Экспедиция ехала на изыскания нового пути. Там один знакомый научил меня хорошей нивелировке. Экспедиции пришлось прорубаться в лесах и прокладывать трассу канала через огромные болота.
Нивелировка шла у них плохо. Комары донимали. Между тем достаточно шевельнуть рукой — и сразу сбивается рейка. А место жидкое, и без того все шевелится. Закладывали огромные жерди, по восемь, по десять метров, и на них ставили инструмент.
А я мог задерживать дыхание в момент инструментального наблюдения, и я совершенно не думал сопротивляться комарам. Инженеры и техники покрывали нивелировкой едва один километр хода в день, а я четыре-пять километров! И без рубки леса, без всяких жердей.
Вечером, после ужина, я беседовал с рабочими на политические темы, для чего и был послан обкомом…
Еще позднее, когда рабочие укладывались спать, Василий расспрашивал инженеров и геологов об их специальности и науках. Ему казалось, что он получал исключительно широкие сведения из области самых разнообразных наук. Ему захотелось стать горным инженером.
Еще позднее, когда инженеры уставали от его жадных расспросов и принимались храпеть, Василий вытаскивал учебники из мешка, служившего ему подушкой, и готовился по одиннадцати предметам второго курса.
— …Но больше я успевал заниматься в дождливые дни.

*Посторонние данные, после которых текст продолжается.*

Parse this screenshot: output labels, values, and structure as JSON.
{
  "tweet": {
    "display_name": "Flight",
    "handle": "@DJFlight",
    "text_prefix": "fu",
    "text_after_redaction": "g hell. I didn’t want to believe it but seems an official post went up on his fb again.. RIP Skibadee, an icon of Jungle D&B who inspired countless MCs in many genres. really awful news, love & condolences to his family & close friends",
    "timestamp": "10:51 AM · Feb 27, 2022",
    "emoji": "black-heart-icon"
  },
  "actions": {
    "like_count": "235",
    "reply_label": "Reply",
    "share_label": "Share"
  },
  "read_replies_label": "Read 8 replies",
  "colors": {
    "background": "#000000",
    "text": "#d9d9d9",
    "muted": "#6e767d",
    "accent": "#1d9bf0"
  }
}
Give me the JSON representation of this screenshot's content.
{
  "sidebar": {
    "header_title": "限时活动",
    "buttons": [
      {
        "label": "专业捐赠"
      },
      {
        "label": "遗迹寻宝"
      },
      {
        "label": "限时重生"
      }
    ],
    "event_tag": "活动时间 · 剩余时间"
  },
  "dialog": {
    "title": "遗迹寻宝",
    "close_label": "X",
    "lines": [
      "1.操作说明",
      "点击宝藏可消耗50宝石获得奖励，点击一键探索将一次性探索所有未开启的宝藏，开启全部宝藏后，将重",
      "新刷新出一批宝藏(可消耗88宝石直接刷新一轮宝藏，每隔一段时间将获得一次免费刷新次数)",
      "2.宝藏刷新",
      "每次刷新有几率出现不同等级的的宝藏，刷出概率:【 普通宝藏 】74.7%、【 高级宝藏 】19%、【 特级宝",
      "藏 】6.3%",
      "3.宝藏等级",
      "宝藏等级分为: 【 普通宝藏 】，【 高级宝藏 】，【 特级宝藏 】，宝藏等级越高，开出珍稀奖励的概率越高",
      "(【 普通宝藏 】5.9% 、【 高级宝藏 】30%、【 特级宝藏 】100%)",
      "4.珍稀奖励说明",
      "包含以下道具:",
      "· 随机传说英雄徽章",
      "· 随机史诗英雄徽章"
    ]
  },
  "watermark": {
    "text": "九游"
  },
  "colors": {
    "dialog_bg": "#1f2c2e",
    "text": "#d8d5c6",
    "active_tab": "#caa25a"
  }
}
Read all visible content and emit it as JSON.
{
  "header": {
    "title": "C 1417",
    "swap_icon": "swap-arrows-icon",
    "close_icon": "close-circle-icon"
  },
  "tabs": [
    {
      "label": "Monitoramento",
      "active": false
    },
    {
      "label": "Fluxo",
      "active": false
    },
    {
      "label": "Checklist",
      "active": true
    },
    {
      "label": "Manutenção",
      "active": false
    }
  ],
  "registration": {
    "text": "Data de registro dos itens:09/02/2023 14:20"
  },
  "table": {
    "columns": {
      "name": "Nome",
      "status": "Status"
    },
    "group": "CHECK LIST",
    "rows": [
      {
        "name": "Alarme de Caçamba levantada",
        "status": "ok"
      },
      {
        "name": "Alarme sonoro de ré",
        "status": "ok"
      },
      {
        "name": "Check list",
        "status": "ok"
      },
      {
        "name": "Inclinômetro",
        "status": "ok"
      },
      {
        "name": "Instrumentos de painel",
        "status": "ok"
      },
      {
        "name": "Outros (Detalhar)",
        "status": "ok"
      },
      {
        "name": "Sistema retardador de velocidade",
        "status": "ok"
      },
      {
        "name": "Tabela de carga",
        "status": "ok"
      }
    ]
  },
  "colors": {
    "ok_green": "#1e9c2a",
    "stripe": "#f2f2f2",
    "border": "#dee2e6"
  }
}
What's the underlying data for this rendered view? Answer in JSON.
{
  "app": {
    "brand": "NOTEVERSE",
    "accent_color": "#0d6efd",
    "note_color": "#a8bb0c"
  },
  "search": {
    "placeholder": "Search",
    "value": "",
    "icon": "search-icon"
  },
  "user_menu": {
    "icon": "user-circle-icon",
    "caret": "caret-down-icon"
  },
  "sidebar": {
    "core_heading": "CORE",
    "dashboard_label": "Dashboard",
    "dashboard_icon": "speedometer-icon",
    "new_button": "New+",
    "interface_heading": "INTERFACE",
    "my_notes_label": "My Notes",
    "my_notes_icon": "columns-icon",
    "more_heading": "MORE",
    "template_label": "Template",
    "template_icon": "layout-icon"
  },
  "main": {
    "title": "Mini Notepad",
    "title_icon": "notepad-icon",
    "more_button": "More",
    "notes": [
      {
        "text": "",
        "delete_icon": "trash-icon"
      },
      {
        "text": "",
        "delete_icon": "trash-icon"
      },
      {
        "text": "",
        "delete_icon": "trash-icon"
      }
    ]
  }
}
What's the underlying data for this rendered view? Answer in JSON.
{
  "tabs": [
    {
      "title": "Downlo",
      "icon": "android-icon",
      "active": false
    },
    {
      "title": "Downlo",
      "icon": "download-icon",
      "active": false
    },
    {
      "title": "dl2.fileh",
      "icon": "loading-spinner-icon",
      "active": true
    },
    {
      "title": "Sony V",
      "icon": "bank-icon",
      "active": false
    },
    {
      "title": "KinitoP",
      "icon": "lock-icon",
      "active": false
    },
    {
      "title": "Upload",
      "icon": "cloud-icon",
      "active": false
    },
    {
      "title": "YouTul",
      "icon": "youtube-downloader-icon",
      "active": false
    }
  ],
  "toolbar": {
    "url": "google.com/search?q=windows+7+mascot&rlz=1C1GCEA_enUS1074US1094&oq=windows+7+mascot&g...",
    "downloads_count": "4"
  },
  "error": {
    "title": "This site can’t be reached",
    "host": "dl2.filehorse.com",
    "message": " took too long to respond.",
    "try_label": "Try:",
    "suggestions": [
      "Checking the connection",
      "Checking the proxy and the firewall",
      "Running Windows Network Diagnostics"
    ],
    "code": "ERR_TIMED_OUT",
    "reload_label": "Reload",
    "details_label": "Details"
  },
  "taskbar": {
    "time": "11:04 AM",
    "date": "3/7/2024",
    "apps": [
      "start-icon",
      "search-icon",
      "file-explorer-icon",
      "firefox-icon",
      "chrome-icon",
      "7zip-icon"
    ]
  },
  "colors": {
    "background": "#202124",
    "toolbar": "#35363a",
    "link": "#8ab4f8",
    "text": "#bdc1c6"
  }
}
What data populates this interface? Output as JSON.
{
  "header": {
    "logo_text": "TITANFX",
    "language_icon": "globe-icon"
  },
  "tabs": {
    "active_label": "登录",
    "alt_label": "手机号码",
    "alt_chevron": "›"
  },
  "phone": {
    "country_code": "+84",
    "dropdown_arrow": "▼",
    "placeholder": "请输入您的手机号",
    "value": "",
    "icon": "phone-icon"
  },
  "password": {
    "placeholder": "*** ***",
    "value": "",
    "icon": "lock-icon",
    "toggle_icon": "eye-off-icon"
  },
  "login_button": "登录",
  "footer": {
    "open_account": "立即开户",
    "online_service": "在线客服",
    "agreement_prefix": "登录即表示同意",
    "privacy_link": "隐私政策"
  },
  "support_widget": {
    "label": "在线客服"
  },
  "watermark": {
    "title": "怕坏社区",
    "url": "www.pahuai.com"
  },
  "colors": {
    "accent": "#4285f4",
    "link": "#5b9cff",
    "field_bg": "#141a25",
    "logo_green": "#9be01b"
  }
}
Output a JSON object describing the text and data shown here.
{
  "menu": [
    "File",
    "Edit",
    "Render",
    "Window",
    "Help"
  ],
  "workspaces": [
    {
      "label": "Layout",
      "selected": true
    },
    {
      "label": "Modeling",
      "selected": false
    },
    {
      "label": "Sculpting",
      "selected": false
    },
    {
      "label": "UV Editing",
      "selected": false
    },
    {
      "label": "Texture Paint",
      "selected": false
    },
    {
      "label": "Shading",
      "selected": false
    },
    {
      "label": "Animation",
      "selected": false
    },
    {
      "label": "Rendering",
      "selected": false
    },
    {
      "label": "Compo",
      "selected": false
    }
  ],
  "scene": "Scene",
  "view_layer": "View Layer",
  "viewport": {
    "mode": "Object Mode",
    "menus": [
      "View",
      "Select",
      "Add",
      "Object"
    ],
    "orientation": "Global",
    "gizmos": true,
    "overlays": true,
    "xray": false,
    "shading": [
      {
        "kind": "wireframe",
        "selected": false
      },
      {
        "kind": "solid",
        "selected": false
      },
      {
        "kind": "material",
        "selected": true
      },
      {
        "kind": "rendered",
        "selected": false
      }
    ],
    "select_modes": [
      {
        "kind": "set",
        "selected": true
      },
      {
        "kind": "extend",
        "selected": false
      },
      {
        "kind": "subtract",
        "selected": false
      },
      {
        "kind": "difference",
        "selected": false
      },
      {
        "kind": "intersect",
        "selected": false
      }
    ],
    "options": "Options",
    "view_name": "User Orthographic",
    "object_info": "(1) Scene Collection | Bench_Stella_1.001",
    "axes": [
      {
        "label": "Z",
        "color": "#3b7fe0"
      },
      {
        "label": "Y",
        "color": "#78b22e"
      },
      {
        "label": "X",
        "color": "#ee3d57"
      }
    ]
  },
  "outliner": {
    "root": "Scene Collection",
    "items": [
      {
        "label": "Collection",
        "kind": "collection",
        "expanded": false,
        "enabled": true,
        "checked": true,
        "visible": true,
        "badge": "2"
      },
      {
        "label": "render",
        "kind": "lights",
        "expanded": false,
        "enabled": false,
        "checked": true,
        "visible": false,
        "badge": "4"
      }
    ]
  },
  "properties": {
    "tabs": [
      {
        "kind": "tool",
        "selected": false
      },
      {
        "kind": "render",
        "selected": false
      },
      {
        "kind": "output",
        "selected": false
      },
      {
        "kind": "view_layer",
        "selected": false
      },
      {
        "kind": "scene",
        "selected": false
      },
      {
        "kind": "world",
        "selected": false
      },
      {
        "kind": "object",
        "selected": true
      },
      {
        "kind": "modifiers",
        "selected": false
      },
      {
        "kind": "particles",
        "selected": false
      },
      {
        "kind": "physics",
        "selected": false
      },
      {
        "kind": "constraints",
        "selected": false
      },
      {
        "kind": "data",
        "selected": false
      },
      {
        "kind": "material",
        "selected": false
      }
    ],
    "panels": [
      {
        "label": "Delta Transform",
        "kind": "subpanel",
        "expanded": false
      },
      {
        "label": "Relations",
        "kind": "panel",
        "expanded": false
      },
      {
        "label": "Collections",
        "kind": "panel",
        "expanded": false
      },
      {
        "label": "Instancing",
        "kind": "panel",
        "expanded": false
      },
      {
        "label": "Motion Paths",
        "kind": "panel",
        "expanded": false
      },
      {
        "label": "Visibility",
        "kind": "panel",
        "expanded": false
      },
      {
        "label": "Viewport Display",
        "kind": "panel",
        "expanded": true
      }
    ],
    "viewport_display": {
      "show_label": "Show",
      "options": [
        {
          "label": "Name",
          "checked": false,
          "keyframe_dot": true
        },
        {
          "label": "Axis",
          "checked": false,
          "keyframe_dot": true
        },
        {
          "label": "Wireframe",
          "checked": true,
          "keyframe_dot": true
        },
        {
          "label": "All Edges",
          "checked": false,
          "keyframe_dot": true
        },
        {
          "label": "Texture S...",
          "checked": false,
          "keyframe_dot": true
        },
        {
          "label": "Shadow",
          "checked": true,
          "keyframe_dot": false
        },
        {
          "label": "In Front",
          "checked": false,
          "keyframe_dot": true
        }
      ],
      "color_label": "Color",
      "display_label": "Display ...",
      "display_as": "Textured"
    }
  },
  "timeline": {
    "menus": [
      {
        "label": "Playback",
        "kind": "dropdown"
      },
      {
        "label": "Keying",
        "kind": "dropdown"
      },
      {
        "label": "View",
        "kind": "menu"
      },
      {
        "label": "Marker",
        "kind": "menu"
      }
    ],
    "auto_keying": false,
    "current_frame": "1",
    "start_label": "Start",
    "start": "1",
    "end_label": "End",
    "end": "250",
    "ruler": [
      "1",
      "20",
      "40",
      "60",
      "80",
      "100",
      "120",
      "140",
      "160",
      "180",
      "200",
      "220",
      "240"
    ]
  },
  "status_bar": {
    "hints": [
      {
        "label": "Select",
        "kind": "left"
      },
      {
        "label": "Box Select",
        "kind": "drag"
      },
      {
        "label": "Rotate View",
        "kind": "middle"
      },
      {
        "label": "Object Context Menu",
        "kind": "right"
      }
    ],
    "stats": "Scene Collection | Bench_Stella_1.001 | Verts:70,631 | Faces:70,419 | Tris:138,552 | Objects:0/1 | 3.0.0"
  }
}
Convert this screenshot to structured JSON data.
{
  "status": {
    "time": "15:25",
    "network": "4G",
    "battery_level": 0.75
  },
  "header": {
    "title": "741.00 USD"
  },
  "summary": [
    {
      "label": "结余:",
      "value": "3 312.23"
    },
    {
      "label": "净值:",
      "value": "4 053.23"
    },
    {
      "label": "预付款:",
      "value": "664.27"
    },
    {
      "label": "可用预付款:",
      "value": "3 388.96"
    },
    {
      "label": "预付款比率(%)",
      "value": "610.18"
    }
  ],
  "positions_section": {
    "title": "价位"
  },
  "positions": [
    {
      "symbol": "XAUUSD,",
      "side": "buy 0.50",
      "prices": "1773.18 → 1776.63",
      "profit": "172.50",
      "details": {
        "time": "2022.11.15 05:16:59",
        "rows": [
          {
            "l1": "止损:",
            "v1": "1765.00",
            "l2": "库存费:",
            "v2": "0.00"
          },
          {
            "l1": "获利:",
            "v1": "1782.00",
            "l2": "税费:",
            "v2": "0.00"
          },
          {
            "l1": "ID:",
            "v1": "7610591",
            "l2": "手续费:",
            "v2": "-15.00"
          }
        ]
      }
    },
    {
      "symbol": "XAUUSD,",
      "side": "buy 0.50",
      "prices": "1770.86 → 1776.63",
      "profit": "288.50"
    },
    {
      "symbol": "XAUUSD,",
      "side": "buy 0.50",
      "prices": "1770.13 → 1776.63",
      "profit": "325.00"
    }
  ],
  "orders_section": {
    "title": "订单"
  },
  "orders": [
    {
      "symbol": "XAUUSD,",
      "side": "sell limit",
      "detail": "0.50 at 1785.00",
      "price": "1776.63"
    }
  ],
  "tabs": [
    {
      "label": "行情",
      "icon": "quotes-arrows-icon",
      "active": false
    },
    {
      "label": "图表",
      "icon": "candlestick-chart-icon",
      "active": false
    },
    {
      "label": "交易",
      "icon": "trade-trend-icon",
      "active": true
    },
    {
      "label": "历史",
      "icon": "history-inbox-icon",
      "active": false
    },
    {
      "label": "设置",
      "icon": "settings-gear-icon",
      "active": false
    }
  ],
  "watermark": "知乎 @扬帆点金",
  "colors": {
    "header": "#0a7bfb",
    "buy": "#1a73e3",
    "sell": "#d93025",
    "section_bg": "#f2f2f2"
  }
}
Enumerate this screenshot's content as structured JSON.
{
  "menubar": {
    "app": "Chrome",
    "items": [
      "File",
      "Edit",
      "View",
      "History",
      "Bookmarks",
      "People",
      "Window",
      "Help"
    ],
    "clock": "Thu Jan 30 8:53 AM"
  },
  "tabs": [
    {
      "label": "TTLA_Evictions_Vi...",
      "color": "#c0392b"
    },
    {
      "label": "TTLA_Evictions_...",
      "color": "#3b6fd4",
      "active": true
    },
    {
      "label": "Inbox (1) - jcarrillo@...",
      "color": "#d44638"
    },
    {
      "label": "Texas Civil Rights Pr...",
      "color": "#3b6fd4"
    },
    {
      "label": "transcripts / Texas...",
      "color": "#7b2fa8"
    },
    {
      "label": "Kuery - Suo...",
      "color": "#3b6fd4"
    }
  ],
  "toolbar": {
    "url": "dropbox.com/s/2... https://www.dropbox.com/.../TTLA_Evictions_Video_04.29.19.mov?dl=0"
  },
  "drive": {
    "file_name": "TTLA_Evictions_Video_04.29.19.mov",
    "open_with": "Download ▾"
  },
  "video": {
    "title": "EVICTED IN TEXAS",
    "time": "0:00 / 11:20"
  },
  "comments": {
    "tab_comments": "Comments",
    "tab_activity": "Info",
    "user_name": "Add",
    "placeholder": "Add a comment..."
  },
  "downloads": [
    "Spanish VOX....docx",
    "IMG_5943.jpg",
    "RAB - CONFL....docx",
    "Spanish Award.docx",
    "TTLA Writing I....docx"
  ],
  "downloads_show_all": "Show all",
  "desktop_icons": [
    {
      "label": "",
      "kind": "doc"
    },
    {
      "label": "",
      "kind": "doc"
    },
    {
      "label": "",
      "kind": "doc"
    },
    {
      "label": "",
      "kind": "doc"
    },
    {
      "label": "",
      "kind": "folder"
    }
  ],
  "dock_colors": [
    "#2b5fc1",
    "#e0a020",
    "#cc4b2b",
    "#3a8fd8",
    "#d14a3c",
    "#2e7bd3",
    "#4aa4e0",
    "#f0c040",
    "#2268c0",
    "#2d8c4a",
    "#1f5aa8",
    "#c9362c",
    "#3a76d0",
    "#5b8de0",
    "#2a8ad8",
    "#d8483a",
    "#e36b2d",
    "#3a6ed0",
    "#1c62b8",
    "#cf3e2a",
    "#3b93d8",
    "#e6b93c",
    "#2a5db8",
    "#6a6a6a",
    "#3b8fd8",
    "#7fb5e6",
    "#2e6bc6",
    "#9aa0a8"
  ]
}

Я очень хорошо рублю лес, прекрасно переплавляю плоты, очень хорошо владею лодками. Таким образом, я тут отличился здорово. Народ меня очень полюбил, и, когда кто-нибудь не успевал, я помогал. И когда мы проходили густую чащу леса, я сам возглавлял эту рубку.
Бывало, отточишь остро, как следует, и рубишь!.. Так и получилось, что я всю жизнь рубил лес и попутно занимался культурно-просветительной работой, а учился я ночью и еще в дождливые дни.
После курсов направили меня на проведение классового землеустройства. Тут уже никакой учебы не было.
Разговаривал с каждым крестьянином во всем районе!
Однажды меня ударили поленом по спине. Положили на две недели. Другие уполномоченные тоже бывали избиты и лежали в больнице. Но мы верили в успех нашего дела, потому что мы работали крепко на советскую власть. Я обеспечил лучшее среди всех районов области строительство колхозов!..
Тогда я потребовал дать мне возможность учиться.
Мне дали командировку на курсы подготовки в вуз. Проучился февраль, полный март и апрель, в апреле сдал за девятимесячный курс и подал заявление с просьбой направить меня в Московскую Горную академию. Но краевой отдел народного образования отказал и предложил мне поступить в Молочный институт в Вологде. В Молочный институт!.. — У него сияло лицо и голос зазвучал сдавленно от внутреннего смеха. — Человек просится в Горную! Я стал подавать одно заявление за другим до тех пор, пока облисполком не вынес специальное решение командировать меня в Горную академию.
— В Молочном институте вам уже не мешали учиться?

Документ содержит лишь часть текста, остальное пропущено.